Year constructed: 1884
Bridge type: Pin-Connected Pratt Pony Truss
National Register of Historic Places status:
Bridge is un-evaluated in its current location
Length: 128 feet
Width: 13.5 feet
Spans: 1
FHWA: 233810
Jurisdiction: Madison County
Location: Bridge is in storage
Details
Among the Madison County bridges included in Iowa's historic bridge inventory is this five-panel, pin-connected Pratt pony truss. The structure crosses an unnamed stream along a secondary road seven miles northwest of Winterset in Union Township. Named the Miller Bridge after an adjacent landowner, the structure features early Pratt truss characteristics, including, tee-iron verticals, unslotted turnbuckles and channel floor beams. The substructure is comprised of concrete-filled iron cylinder piers with timber and concrete abutments. The Miller Bridge dates to 1884. In the spring of that year the Madison County Board of Supervisors received a petition for a permanent structure at this crossing. The county contracted with local contractor V.S. Callison to provide and erect an 80-foot iron bridge. But when Callison had failed to begin construction by July, the supervisors released him from the contract and solicited competitive bids for an 82-foot iron truss. Proposals were received from the Milwaukee Bridge Company, Raymond and Campbell, the Smith Bridge Company and King and Twiss of Des Moines. Low bidder at $764.56, King and Twiss received the contract to supply the truss. The county then hired local contractors H.P. Jones and G.K. Foster to build the iron tube substructure (also supplied by King) and erect the truss. Completed later that year, the Miller Bridge has functioned in place since, with only maintenance-related repairs.
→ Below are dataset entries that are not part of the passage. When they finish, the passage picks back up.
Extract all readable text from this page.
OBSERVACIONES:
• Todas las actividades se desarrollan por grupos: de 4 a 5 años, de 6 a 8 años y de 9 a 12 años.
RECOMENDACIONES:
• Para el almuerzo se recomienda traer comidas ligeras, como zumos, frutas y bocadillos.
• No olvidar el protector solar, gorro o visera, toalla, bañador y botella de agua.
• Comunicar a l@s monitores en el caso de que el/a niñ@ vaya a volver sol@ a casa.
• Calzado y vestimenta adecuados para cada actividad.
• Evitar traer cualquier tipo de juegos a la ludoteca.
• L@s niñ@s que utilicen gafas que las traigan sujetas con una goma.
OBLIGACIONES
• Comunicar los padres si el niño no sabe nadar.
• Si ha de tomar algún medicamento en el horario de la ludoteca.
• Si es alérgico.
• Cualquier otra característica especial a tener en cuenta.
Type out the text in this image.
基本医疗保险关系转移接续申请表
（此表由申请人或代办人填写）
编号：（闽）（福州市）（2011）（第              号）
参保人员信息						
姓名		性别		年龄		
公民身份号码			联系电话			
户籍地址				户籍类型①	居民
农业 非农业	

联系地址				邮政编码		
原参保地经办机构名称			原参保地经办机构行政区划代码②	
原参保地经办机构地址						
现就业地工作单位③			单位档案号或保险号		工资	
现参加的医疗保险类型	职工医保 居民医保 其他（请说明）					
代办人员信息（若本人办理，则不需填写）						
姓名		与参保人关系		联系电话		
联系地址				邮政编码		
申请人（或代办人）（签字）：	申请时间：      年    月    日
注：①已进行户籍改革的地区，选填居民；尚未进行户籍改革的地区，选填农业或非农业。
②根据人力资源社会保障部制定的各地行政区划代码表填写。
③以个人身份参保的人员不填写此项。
From the 1880s through the 1910s, thousands of pinned Pratt pony trusses were erected on Iowa's roadways. Although several hundred of these structures remain in use today, less than fifty are known to predate the turn of the century. Fewer yet of the 19th century survivors remain structurally intact. The Miller Bridge stands out as one of Iowa's earliest documented Pratt pony trusses still intact [adapted from Fraser 1992].